Chapitre 13 (2/2)
Ne promets rien, car la vie est pleine de surprises.
Point de vue Victoire - 05 février 2078.
Cette voix. Je me retournai complètement ahurie, la mâchoire grande ouverte. Comment cela était-il possible ? Je quittai la table et lui sautai dans les bras. Lolita ! Ma meilleure amie, elle était en vie, bon sang ! Même si j'aurais préféré qu'elle soit libre plutôt qu'ici, elle était tout de même saine et sauve. J'étais folle de joie.
— Attends, deux minutes, vous vous connaissez, avec Ongcái ?
— Disons qu'on a déjà chatté ensemble avant la GEE, confirma mon amie, ça n'a pas été si difficile que ça de le reconnaître.
— Chatté ? Mais sur quoi ?
— Tu sais, mon groupe de musique allemand favori ? Celui qu'ils ont envoyé en taule en 74 ? Bah, c'était un forum sur ça.
— Il devait pas le fermer, ce site ? hésitai-je. Aux dernières nouvelles, tout ce qui touche au divertissement « non approuvé » était rayé de la carte !
— Si, mais Dpékan a pris les devants avec l'électricité, corrigea Lolita. C'était la solution la plus rapide pour couper tous les canaux de communication en même temps. Pour le coup, il a été ingénieux.
— Donc c'est lui qui a organisé ça ? s'informa Ram.
— À ce qu'il paraît, se rattrapa la blonde.
— Mais, Ongcái..., enchaînai-je un peu trop fort avant de me calmer un peu, voyant les têtes se tournaient vers nous. Comment tu savais qu'elle serait là ? Je ne les ai même pas vu alors que je reconnaîtrais Lili entre mille !
Pour toute réponse, il se contenta d'un sourire un peu moqueur pour me faire enrager. De bonne guerre, je lui donnai un coup dans l'épaule, il grimaça pour de faux, puis éclata de rire. Boudeuse, je fis la moue et me rassis sous l'éclat de rire général. Tous, sauf le nouveau, le gars qui accompagnait ma meilleure amie, celui que je ne calculais pas vraiment tant j'étais follement joyeuse de retrouver ma plus fidèle alliée, savaient que je pouvais bouder facilement quand une situation m'énervait, mais pas assez pour que je sois furieuse. C'était un trait que je n'étais pas parvenue à effacer, malgré mon comportement lunatique.
— C'est pas comme ça que tu me feras mal, Twitter, me taquina-t-il.
Mature, je lui tirai la langue, croisant les bras.
— Twitter ? répéta la blonde. Pourquoi ils t'appellent comme ça ?
— Ici, on parle le moins souvent du passé, ça inclut nos identités, on utilise des pseudos... Twitter pour moi... Ram, pour lui, Ongcái pour lui et Ka Lio pour lui, indiquai-je en les montrant du doigt. Il manque Chim, Cá Chó et Răn.
— Oh... D'accord... Eh bien, enchantée vous tous, sourit mon amie.
Je lâchai enfin Lolita du regard pour détailler le jeune garçon qui semblait s'impatienter. Je tournai la tête vers lui avec une moue perplexe. Il avait des cheveux colorés dans un bleu délavé et ça lui allait plutôt bien. Des yeux d'un marron presque doré soulignés par des taches de rousseur magnifiaient son visage pâle, d'un rose poupon. Cela me charma aussitôt. Ses traits doux donnaient à ce dernier une bienveillance naturelle. Je ne pouvais plus le quitter des yeux et m'approchai pour lui dire bonjour, cette fois-ci, enjouée.

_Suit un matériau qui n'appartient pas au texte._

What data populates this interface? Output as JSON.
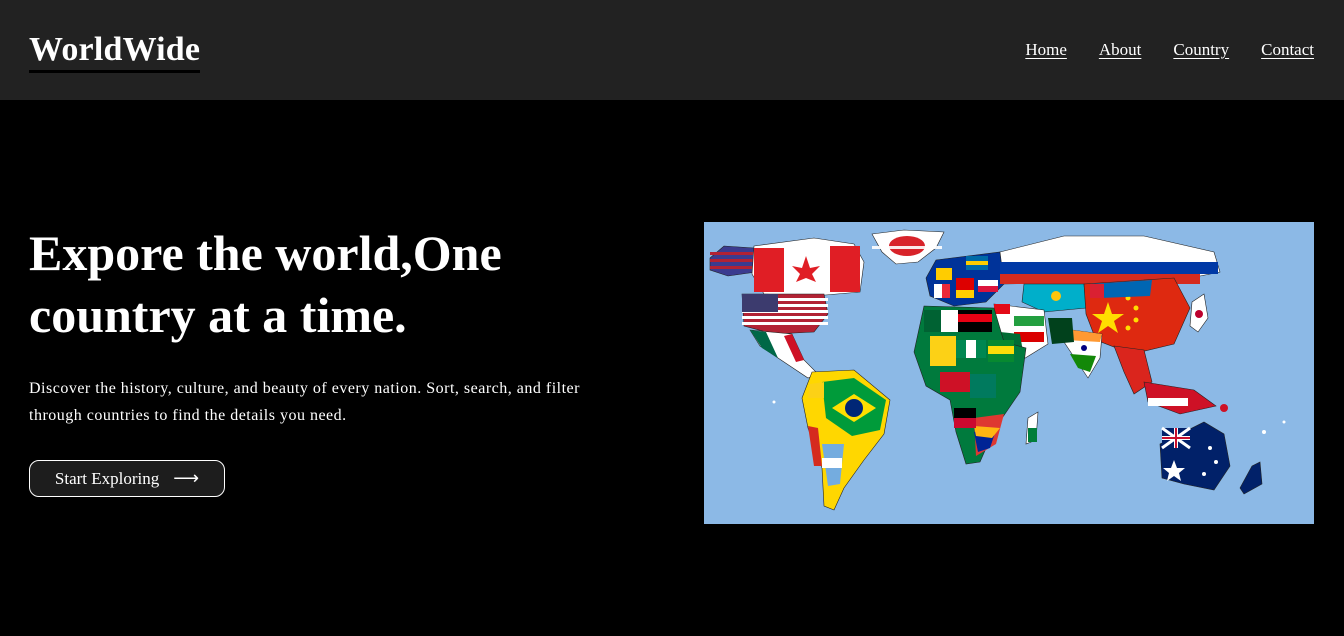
{
  "header": {
    "logo": "WorldWide",
    "nav": [
      "Home",
      "About",
      "Country",
      "Contact"
    ]
  },
  "hero": {
    "title": "Expore the world,One country at a time.",
    "description": "Discover the history, culture, and beauty of every nation. Sort, search, and filter through countries to find the details you need.",
    "cta_label": "Start Exploring",
    "cta_icon": "arrow-right-icon"
  },
  "map": {
    "image": "world map colored with national flags",
    "ocean_color": "#8cb9e6"
  },
  "colors": {
    "background": "#000000",
    "header": "#222222",
    "text": "#ffffff"
  }
}
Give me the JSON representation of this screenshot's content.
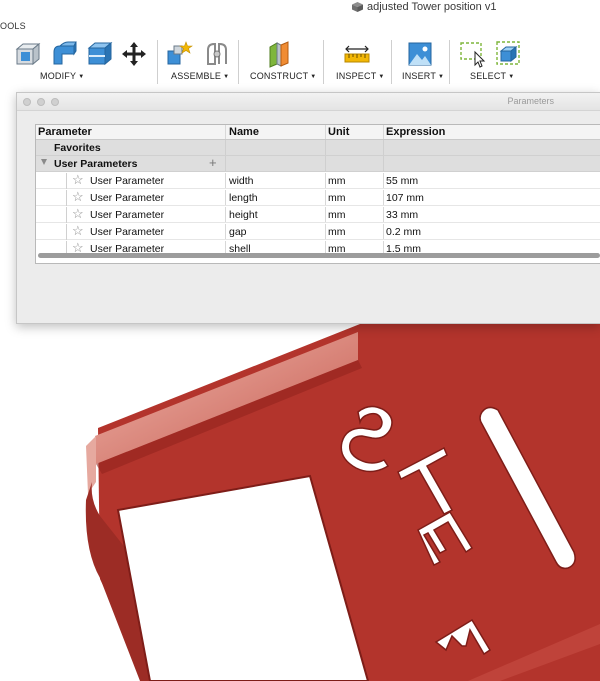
{
  "window": {
    "document_title": "adjusted Tower position v1"
  },
  "toolbar": {
    "tools_label": "OOLS",
    "groups": [
      {
        "label": "MODIFY"
      },
      {
        "label": "ASSEMBLE"
      },
      {
        "label": "CONSTRUCT"
      },
      {
        "label": "INSPECT"
      },
      {
        "label": "INSERT"
      },
      {
        "label": "SELECT"
      }
    ],
    "icons": [
      "press-pull-icon",
      "fillet-icon",
      "shell-icon",
      "move-icon",
      "new-component-icon",
      "joint-icon",
      "offset-plane-icon",
      "measure-icon",
      "insert-image-icon",
      "select-window-icon",
      "select-box-icon"
    ]
  },
  "parameters_dialog": {
    "title": "Parameters",
    "columns": {
      "parameter": "Parameter",
      "name": "Name",
      "unit": "Unit",
      "expression": "Expression"
    },
    "favorites_label": "Favorites",
    "user_parameters_label": "User Parameters",
    "add_symbol": "+",
    "rows": [
      {
        "parameter": "User Parameter",
        "name": "width",
        "unit": "mm",
        "expression": "55 mm"
      },
      {
        "parameter": "User Parameter",
        "name": "length",
        "unit": "mm",
        "expression": "107 mm"
      },
      {
        "parameter": "User Parameter",
        "name": "height",
        "unit": "mm",
        "expression": "33 mm"
      },
      {
        "parameter": "User Parameter",
        "name": "gap",
        "unit": "mm",
        "expression": "0.2 mm"
      },
      {
        "parameter": "User Parameter",
        "name": "shell",
        "unit": "mm",
        "expression": "1.5 mm"
      }
    ]
  },
  "viewport": {
    "model_color": "#b3342c",
    "model_highlight": "#e8a399",
    "embossed_text": "STEM"
  }
}
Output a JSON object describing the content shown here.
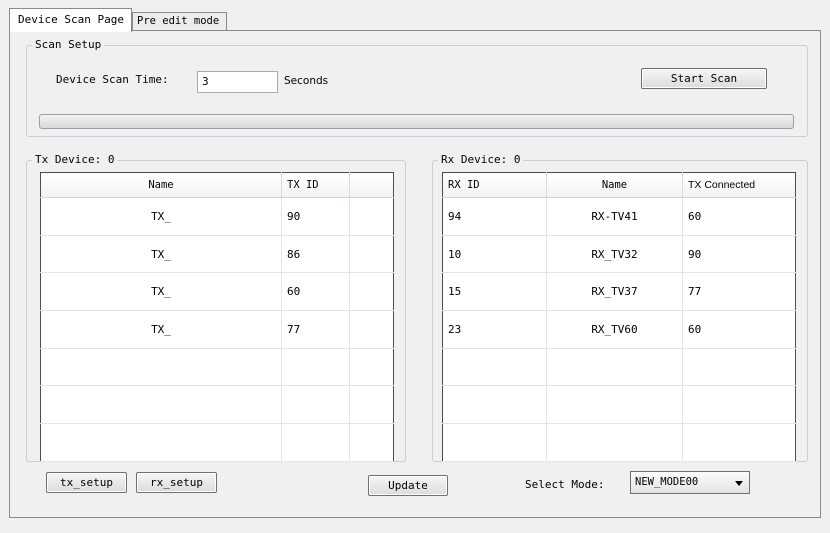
{
  "tabs": [
    {
      "label": "Device Scan Page"
    },
    {
      "label": "Pre edit mode"
    }
  ],
  "scan_setup": {
    "title": "Scan Setup",
    "time_label": "Device Scan Time:",
    "time_value": "3",
    "unit": "Seconds",
    "start_label": "Start Scan",
    "progress": 0
  },
  "tx": {
    "title": "Tx Device: 0",
    "columns": [
      "Name",
      "TX ID",
      ""
    ],
    "rows": [
      [
        "TX_",
        "90",
        ""
      ],
      [
        "TX_",
        "86",
        ""
      ],
      [
        "TX_",
        "60",
        ""
      ],
      [
        "TX_",
        "77",
        ""
      ],
      [
        "",
        "",
        ""
      ],
      [
        "",
        "",
        ""
      ],
      [
        "",
        "",
        ""
      ]
    ]
  },
  "rx": {
    "title": "Rx Device: 0",
    "columns": [
      "RX ID",
      "Name",
      "TX Connected"
    ],
    "rows": [
      [
        "94",
        "RX-TV41",
        "60"
      ],
      [
        "10",
        "RX_TV32",
        "90"
      ],
      [
        "15",
        "RX_TV37",
        "77"
      ],
      [
        "23",
        "RX_TV60",
        "60"
      ],
      [
        "",
        "",
        ""
      ],
      [
        "",
        "",
        ""
      ],
      [
        "",
        "",
        ""
      ]
    ]
  },
  "bottom": {
    "tx_setup": "tx_setup",
    "rx_setup": "rx_setup",
    "update": "Update",
    "select_mode_label": "Select Mode:",
    "select_mode_value": "NEW_MODE00"
  }
}
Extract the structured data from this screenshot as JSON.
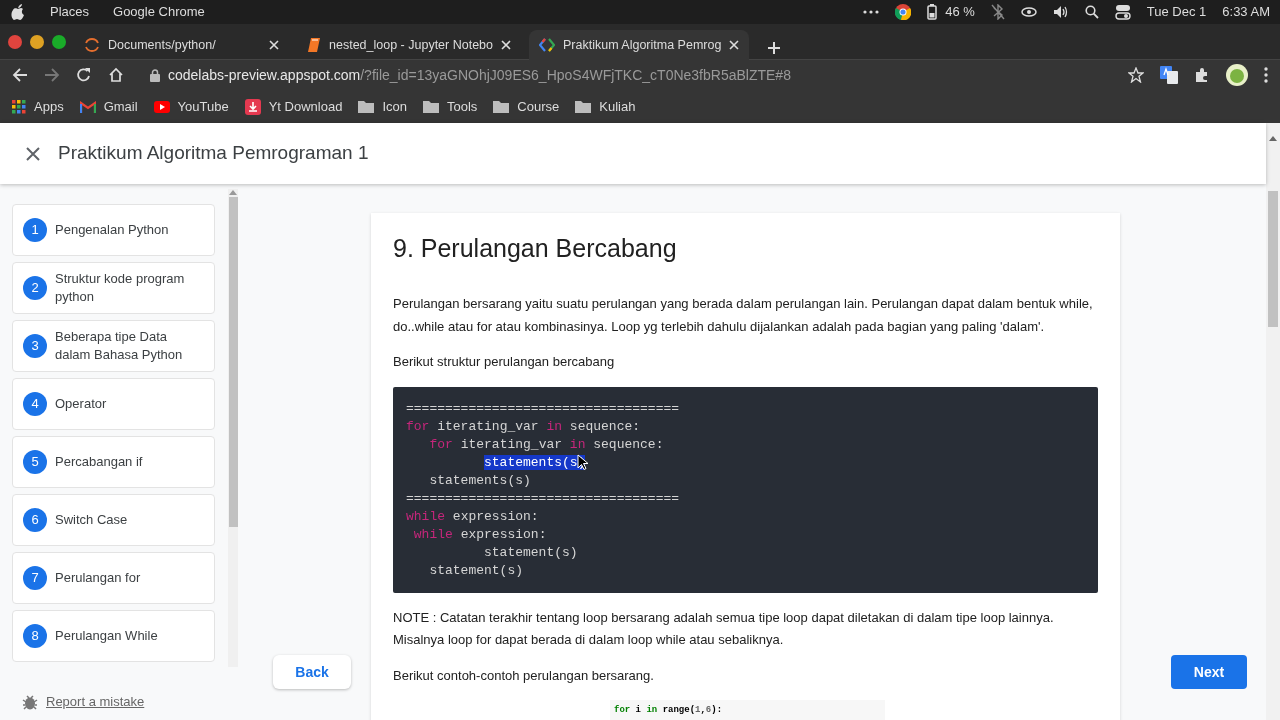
{
  "system_bar": {
    "menus": [
      "Places",
      "Google Chrome"
    ],
    "battery": "46 %",
    "date": "Tue Dec 1",
    "time": "6:33 AM"
  },
  "browser_tabs": [
    {
      "title": "Documents/python/",
      "kind": "spinner",
      "selected": false
    },
    {
      "title": "nested_loop - Jupyter Notebo",
      "kind": "notebook",
      "selected": false
    },
    {
      "title": "Praktikum Algoritma Pemrog",
      "kind": "codelabs",
      "selected": true
    }
  ],
  "address": {
    "host": "codelabs-preview.appspot.com",
    "path": "/?file_id=13yaGNOhjJ09ES6_HpoS4WFjTKC_cT0Ne3fbR5aBlZTE#8"
  },
  "bookmarks": [
    {
      "label": "Apps",
      "kind": "apps"
    },
    {
      "label": "Gmail",
      "kind": "mail"
    },
    {
      "label": "YouTube",
      "kind": "video"
    },
    {
      "label": "Yt Download",
      "kind": "download"
    },
    {
      "label": "Icon",
      "kind": "folder"
    },
    {
      "label": "Tools",
      "kind": "folder"
    },
    {
      "label": "Course",
      "kind": "folder"
    },
    {
      "label": "Kuliah",
      "kind": "folder"
    }
  ],
  "codelab": {
    "title": "Praktikum Algoritma Pemrograman 1",
    "steps": [
      {
        "number": "1",
        "label": "Pengenalan Python"
      },
      {
        "number": "2",
        "label": "Struktur kode program python"
      },
      {
        "number": "3",
        "label": "Beberapa tipe Data dalam Bahasa Python"
      },
      {
        "number": "4",
        "label": "Operator"
      },
      {
        "number": "5",
        "label": "Percabangan if"
      },
      {
        "number": "6",
        "label": "Switch Case"
      },
      {
        "number": "7",
        "label": "Perulangan for"
      },
      {
        "number": "8",
        "label": "Perulangan While"
      }
    ],
    "report": "Report a mistake",
    "back": "Back",
    "next": "Next",
    "article": {
      "heading": "9. Perulangan Bercabang",
      "blocks": [
        {
          "kind": "paragraph",
          "text": "Perulangan bersarang yaitu suatu perulangan yang berada dalam perulangan lain. Perulangan dapat dalam bentuk while, do..while atau for atau kombinasinya. Loop yg terlebih dahulu dijalankan adalah pada bagian yang paling 'dalam'."
        },
        {
          "kind": "paragraph",
          "text": "Berikut struktur perulangan bercabang"
        },
        {
          "kind": "code",
          "lines": [
            [
              {
                "text": "===================================",
                "kind": "plain"
              }
            ],
            [
              {
                "text": "for",
                "kind": "keyword"
              },
              {
                "text": " iterating_var ",
                "kind": "plain"
              },
              {
                "text": "in",
                "kind": "keyword"
              },
              {
                "text": " sequence:",
                "kind": "plain"
              }
            ],
            [
              {
                "text": "   for",
                "kind": "keyword"
              },
              {
                "text": " iterating_var ",
                "kind": "plain"
              },
              {
                "text": "in",
                "kind": "keyword"
              },
              {
                "text": " sequence:",
                "kind": "plain"
              }
            ],
            [
              {
                "text": "          statements(s)",
                "kind": "selected"
              }
            ],
            [
              {
                "text": "   statements(s)",
                "kind": "plain"
              }
            ],
            [
              {
                "text": "===================================",
                "kind": "plain"
              }
            ],
            [
              {
                "text": "while",
                "kind": "keyword"
              },
              {
                "text": " expression:",
                "kind": "plain"
              }
            ],
            [
              {
                "text": " while",
                "kind": "keyword"
              },
              {
                "text": " expression:",
                "kind": "plain"
              }
            ],
            [
              {
                "text": "          statement(s)",
                "kind": "plain"
              }
            ],
            [
              {
                "text": "   statement(s)",
                "kind": "plain"
              }
            ]
          ]
        },
        {
          "kind": "paragraph",
          "text": "NOTE : Catatan terakhir tentang loop bersarang adalah semua tipe loop dapat diletakan di dalam tipe loop lainnya. Misalnya loop for dapat berada di dalam loop while atau sebaliknya."
        },
        {
          "kind": "paragraph",
          "text": "Berikut contoh-contoh perulangan bersarang."
        },
        {
          "kind": "snippet",
          "lines": [
            [
              {
                "text": "for",
                "kind": "keyword"
              },
              {
                "text": " i ",
                "kind": "plain"
              },
              {
                "text": "in",
                "kind": "keyword"
              },
              {
                "text": " range(",
                "kind": "plain"
              },
              {
                "text": "1",
                "kind": "number"
              },
              {
                "text": ",",
                "kind": "plain"
              },
              {
                "text": "6",
                "kind": "number"
              },
              {
                "text": "):",
                "kind": "plain"
              }
            ]
          ]
        }
      ]
    }
  }
}
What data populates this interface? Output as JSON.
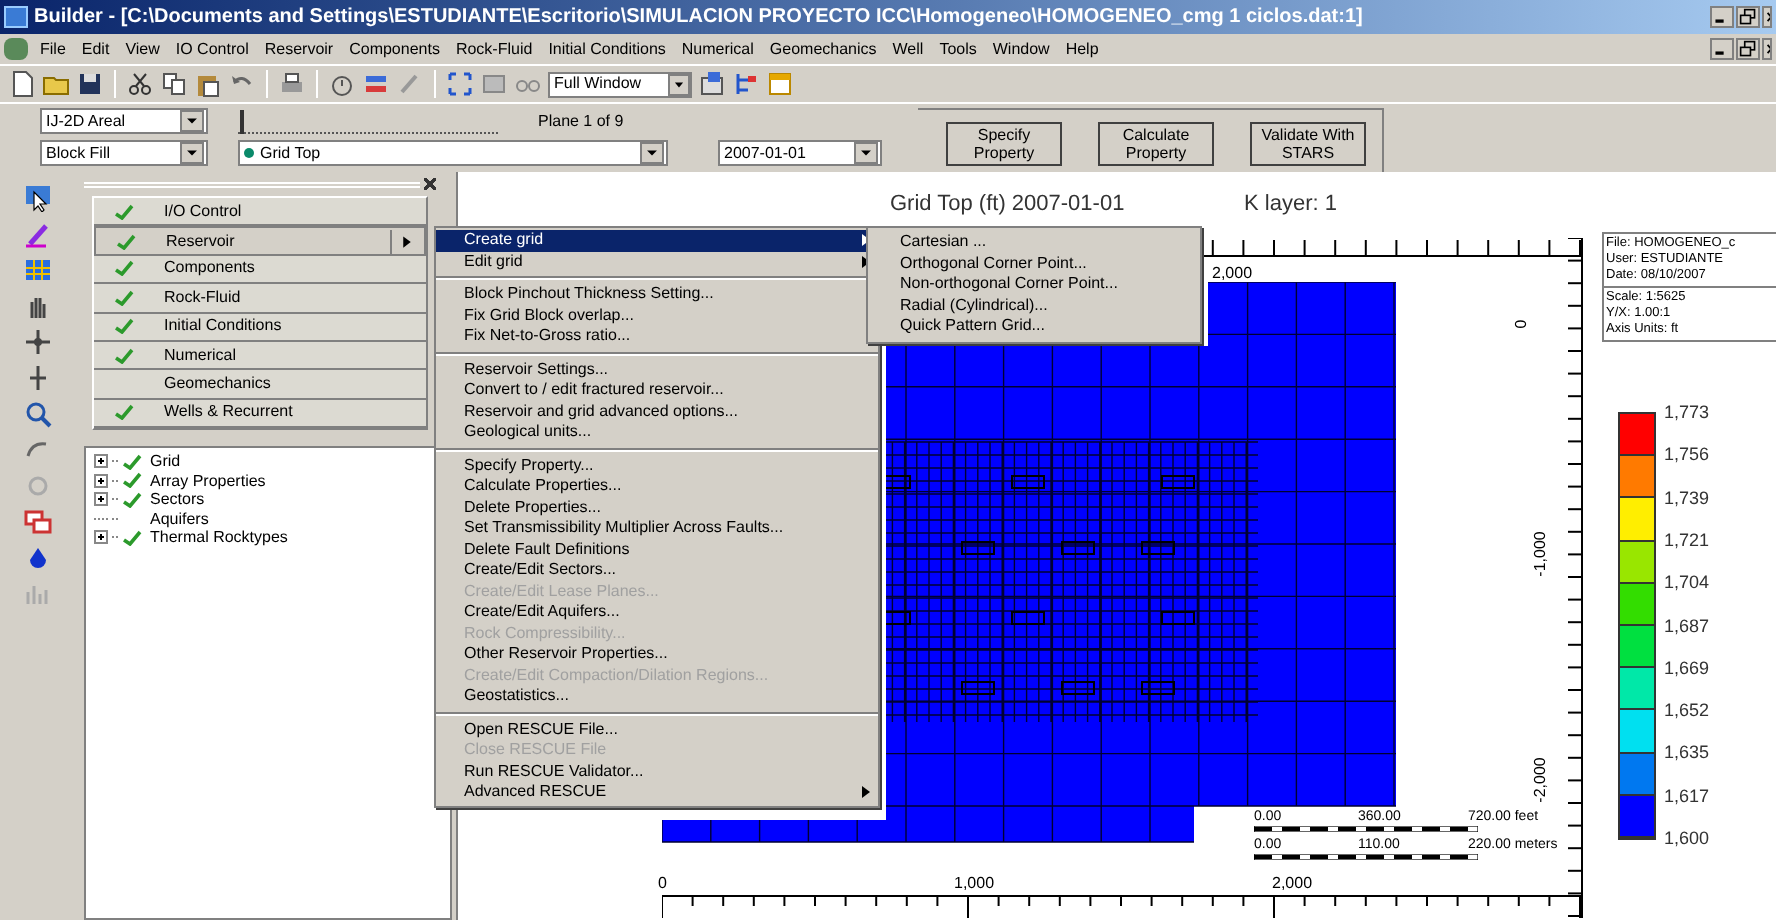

— Victor, enchanté, fit-il poliment en reculant d'un pas.
Pourquoi reculait-il ? Avait-il peur que je le bouffe ? Fallait pas t'inquièter garçon ! Je n'avais ni la mâchoire ni l'estomac pour ! C'était peut-être autre chose, de la timidité ? Ça ne m'étonnait pas, avec un caractère comme celui de mon amie, valait mieux s'effacer un peu pour éviter le revers de la médaille, mais... Il y avait autre chose. De la méfiance ? Oui, c'était sûrement ça. Pourtant, ça n'expliquait en rien l'animosité dans son regard. Oui, parfaitement, si ses yeux pouvaient me tuer en cet instant, je pense que ce serait déjà le cas !
D'accord, compris, tu ne voulais pas qu'on devienne amis ? On ne serait pas amis alors. Était-il le compagnon de la blonde ? Je m'avouai ignorante. Je fis deux pas en arrière pour lui signifier que j'avais compris qu'il ne me portait pas dans son cœur, et, par réflexe, je me rapprochai des garçons, eux, ne me fuyant pas, mon visage s'étant durci. Lolita le remarqua et essaya de tempérer les choses entre nous.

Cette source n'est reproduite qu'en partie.